While we have all had to adapt to the new normal under the pandemic, the impact on some communities has been more severe than on others. For the first generation of college students I studied at San Jose State University, the early pandemic was devastating to their job search. Many companies have frozen staff, delayed start dates, and canceled shows. Coming from low-income backgrounds and without reliable professional networks, the disadvantages of these students are becoming more apparent. Watching this little piece of how the pandemic has exacerbated existing inequality in society assured me that I wanted to create products and services that promote equality.
On a personal level, the pandemic has also helped me realize what motivates and motivates me. With more free time on my hands, I read novels for the first time since college and discovered my love for playing the piano. Having to spend more time at home has made me better at focusing myself, and I hope to continue to practice this skill.
What prompted you to pursue an MBA at this point and what do you hope to do after graduation? I wanted to do an MBA because I was also interested in exploring the technology space of a smart city. Growing up, I commuted a lot and lived in a number of cities across China, Canada, and the United States. I loved the liveliness of cities, but I also saw the disparities they could harbor. This upbringing has inspired me to work on the challenges of the world’s most populous cities.
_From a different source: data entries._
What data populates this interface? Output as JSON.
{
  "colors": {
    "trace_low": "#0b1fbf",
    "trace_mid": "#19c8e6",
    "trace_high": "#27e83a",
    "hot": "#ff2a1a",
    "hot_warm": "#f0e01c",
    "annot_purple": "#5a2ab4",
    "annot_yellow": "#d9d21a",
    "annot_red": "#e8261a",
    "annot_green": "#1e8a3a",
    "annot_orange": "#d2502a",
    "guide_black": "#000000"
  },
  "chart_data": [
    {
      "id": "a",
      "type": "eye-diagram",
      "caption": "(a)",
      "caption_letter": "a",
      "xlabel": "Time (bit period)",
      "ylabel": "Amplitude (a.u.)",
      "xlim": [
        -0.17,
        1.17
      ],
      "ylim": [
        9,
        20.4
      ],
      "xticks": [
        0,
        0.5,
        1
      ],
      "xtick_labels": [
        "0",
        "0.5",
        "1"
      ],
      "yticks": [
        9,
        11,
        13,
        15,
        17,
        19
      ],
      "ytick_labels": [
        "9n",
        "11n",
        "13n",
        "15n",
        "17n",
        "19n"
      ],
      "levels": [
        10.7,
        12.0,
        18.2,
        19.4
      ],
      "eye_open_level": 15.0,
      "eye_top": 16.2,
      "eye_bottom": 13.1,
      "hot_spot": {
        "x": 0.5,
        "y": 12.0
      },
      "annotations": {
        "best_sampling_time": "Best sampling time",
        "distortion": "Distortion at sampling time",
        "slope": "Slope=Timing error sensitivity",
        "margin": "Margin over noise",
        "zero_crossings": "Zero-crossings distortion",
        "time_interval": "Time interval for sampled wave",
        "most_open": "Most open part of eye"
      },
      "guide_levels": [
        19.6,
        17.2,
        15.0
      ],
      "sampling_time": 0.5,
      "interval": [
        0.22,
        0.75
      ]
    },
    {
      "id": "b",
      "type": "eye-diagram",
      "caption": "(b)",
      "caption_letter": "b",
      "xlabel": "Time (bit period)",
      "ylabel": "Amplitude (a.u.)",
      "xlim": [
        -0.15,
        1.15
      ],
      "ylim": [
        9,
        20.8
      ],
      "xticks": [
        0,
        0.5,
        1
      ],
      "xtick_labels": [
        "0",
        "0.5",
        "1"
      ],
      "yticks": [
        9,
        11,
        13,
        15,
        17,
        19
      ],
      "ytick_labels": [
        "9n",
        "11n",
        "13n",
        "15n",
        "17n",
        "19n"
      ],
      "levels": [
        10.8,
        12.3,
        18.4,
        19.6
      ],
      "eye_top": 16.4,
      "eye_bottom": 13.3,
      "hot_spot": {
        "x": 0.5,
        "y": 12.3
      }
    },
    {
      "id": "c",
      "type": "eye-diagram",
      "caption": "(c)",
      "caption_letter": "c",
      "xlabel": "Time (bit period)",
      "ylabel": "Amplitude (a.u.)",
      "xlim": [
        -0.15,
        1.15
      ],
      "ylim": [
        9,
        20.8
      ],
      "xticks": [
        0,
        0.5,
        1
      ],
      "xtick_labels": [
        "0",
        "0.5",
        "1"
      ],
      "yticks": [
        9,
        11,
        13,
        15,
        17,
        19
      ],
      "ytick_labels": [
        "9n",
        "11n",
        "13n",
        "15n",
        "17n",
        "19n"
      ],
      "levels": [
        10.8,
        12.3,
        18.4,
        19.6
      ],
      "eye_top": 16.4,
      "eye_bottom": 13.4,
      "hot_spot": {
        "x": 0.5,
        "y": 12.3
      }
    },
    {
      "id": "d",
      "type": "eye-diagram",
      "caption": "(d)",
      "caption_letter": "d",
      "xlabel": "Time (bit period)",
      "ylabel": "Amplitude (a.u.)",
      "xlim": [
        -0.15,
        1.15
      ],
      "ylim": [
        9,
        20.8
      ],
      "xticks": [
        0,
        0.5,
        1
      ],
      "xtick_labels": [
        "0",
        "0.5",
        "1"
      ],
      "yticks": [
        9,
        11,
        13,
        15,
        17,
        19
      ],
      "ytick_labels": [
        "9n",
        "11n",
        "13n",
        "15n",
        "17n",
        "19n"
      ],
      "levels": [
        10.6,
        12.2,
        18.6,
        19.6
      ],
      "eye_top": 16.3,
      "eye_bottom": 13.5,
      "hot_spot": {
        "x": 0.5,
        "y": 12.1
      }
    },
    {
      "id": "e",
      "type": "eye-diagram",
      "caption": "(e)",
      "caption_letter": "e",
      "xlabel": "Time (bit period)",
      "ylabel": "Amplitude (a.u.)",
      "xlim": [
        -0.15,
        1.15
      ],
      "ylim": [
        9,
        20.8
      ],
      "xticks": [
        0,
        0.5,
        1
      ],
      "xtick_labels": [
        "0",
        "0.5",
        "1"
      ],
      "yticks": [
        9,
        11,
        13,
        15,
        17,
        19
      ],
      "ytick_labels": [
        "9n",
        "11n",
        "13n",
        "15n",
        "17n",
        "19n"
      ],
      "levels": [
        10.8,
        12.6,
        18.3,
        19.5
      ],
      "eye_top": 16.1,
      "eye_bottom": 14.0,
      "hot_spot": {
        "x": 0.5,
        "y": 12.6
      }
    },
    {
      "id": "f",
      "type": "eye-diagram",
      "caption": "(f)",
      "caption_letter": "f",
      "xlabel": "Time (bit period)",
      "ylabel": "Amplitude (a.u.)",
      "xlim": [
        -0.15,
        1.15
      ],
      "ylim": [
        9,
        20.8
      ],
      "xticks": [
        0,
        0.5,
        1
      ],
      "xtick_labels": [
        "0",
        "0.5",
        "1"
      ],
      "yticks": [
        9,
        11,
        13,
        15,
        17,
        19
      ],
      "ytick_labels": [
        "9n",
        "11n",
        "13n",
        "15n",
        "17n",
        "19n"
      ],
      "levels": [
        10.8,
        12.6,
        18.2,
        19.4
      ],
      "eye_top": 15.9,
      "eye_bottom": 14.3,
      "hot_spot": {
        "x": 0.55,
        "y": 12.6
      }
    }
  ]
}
Having spent the past five years in the tech industry, I want to bring my experiences and skills to create a tech solution to solve urban challenges.
What other MBA programs have you applied to? I applied to London Business School because of the international student body, but in the end I gave priority to the MMM program at Kellogg because of its unique curriculum and offering.
What advice would you give to help potential applicants gain admission into Northwestern Kellogg’s MBA program? Bring yourself fully to the application. Yes, it’s important to showcase your skills and influence, but Kellogg isn’t just a career hub – it’s a community of people who want to learn from each other and have fun together. What makes you get out of bed in the morning? How do you show the people and things you care about? They want to know what really matters to you and what kind of legacy you will leave with the program.